Name the reducing agent in the following:
$3Mn{O_2} + 4Al \to 3Mn + 2A{l_2}{O_3}$

A.Mn \\\ B.Al \\\ C.Mn{O_2} \\\ D.A{l_2}{O_3} \\\

Answer 1

Solution

Try to find out the oxidation states of the compounds for an easy answer. The free elements will have zero oxidation states. The reducing agent will reduce the other compound and itself gets oxidized. So find out which element is going from lower oxidation state to higher oxidation state that will be the reducing agent.

Complete answer:
The reaction is given as: $3Mn{O_2} + 4Al \to 3Mn + 2A{l_2}{O_3}$
This reaction is a redox reaction, and so in this reaction one of the elements is undergoing oxidation and the other element is undergoing reduction.
The oxidation and reduction are carried out by the oxidizing and reducing agents. Oxidizing agents are species that tend to oxidize other substances; this means an increase in the oxidation state of the substance by making it lose electrons and itself they get reduced. And reducing agents are species that reduce other substances and they get oxidized.
In this reaction, to find out the oxidizing and reducing species; we will look into the oxidation states of the two species. The oxidation states of the free element will be zero, this means $Al$ and $Mn$ will have zero oxidation state. The compounds left are $Mn{O_2}$ and $A{l_2}{O_3}$ . The oxidation state of $Mn$ in $Mn{O_2}$ will be $+ 4$ and of $Al$ in $A{l_2}{O_3}$ will be $+ 3$ .
$\mathop {3Mn{O_2}}\limits^{ + 4} + 4\mathop {Al}\limits^0 \to 3\mathop {Mn}\limits^0 + \mathop {2A{l_2}{O_3}}\limits^{ + 3}$
So it can be seen here that $Mn$ is going from $+ 4$ to $0$ oxidation state and so it is undergoing reduction, which means that it is an oxidizing agent. And $Al$ is going from $0$ to $+ 3$ oxidation state, and so it is undergoing oxidation which means it is a reducing agent. Here $Mn$ is oxidizing $Al$ to $+ 3$ oxidizing state and $Al$ is reducing $Mn$ to $0$ oxidation state.

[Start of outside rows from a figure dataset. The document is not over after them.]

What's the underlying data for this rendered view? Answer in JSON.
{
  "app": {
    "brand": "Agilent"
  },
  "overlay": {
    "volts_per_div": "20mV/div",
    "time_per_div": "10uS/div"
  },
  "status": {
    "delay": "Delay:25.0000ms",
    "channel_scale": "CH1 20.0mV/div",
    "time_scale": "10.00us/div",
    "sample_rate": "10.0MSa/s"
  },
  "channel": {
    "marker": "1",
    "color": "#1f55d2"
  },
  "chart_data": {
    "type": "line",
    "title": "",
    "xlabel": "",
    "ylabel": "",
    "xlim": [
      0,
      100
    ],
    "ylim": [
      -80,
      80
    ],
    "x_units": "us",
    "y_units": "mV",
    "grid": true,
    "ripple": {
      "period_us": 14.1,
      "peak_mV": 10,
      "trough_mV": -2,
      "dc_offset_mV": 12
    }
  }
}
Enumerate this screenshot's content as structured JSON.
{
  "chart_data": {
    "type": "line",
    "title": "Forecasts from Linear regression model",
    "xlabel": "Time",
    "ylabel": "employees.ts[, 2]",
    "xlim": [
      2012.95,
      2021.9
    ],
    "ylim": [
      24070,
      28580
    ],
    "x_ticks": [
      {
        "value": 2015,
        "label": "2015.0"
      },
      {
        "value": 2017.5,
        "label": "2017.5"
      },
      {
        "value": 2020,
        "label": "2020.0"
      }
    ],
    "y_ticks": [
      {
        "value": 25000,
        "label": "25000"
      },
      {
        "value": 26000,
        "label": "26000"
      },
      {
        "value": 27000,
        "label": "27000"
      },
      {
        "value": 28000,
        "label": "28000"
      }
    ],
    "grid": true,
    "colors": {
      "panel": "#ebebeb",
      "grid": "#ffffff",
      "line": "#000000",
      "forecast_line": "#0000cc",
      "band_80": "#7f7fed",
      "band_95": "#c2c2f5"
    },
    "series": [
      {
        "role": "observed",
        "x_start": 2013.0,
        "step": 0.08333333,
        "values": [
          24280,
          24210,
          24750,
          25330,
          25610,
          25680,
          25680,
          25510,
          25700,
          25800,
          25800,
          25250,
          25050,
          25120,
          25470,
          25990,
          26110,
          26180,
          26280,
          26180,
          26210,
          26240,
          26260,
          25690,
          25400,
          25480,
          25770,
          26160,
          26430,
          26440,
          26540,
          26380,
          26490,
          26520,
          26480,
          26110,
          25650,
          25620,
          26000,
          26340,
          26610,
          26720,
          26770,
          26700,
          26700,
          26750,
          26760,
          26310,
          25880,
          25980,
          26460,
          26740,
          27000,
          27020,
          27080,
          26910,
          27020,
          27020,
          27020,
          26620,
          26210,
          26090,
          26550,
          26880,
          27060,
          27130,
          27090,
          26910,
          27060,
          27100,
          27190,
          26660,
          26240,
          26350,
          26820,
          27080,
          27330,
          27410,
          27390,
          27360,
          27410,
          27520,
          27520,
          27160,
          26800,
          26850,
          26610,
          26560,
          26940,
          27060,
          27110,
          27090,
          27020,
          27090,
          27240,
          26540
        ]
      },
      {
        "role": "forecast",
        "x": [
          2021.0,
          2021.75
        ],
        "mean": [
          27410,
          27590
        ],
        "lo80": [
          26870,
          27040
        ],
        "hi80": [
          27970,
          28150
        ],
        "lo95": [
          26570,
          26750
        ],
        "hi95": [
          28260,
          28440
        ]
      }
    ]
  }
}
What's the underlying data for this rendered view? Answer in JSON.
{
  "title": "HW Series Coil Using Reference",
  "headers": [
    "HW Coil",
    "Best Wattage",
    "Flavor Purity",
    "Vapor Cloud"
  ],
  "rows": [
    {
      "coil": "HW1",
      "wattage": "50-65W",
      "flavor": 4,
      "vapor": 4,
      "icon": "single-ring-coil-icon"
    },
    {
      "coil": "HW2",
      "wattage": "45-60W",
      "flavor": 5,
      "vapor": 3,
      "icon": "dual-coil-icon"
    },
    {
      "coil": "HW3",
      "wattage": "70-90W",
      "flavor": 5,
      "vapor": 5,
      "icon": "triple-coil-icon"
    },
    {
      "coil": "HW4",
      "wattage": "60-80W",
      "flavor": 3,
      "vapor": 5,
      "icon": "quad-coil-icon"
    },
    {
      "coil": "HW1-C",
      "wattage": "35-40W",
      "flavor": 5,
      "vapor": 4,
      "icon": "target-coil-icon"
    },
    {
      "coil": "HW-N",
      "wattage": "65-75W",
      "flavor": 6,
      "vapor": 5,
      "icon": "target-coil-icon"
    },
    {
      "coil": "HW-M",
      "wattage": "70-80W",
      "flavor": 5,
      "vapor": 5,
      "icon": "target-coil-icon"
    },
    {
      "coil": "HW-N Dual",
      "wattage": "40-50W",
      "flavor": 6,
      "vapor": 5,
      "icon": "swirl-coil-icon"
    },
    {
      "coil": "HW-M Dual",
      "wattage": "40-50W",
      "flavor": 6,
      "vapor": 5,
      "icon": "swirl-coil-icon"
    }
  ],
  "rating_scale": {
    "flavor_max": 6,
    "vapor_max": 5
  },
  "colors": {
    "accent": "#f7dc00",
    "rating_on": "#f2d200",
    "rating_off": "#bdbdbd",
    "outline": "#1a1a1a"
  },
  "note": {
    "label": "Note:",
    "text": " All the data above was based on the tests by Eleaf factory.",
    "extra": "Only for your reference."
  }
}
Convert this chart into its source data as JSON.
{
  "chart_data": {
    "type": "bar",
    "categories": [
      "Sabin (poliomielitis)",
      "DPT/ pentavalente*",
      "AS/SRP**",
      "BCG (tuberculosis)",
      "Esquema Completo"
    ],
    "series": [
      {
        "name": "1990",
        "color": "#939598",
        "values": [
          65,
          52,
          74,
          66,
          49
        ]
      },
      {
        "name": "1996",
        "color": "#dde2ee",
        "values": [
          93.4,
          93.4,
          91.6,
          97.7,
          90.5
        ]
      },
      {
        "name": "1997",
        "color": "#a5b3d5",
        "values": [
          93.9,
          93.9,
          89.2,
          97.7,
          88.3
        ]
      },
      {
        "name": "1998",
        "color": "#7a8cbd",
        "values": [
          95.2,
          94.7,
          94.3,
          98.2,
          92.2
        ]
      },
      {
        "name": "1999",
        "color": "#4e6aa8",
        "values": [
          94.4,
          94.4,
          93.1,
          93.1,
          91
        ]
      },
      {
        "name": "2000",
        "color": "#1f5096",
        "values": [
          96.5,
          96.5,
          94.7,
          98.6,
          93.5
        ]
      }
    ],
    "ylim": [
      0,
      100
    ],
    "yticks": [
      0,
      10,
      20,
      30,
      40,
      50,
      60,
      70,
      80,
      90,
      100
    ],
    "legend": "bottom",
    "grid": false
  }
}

Therefore the correct option is B. $Al$

Note:
Oxidation is the process where there is removal of an electron from the molecule. And reduction is the process where there is gain of electrons by the molecule during a chemical reaction. The oxidation states of the two compounds can be found out in the following manner:
${\text{for }}Mn{O_2}$
$\Rightarrow x + 2( - 2) = 0$
$\Rightarrow x = + 4$
And ${\text{for }}A{l_2}{O_3}$
$\Rightarrow 2x + 3( - 2) = 0$
$\Rightarrow 2x = + 6$
$\Rightarrow x = + 3$
Therefore oxidation state of $Mn{\text{ in }}Mn{O_2} = + 4$ and $Al{\text{ in }}A{l_2}{O_3} = + 3$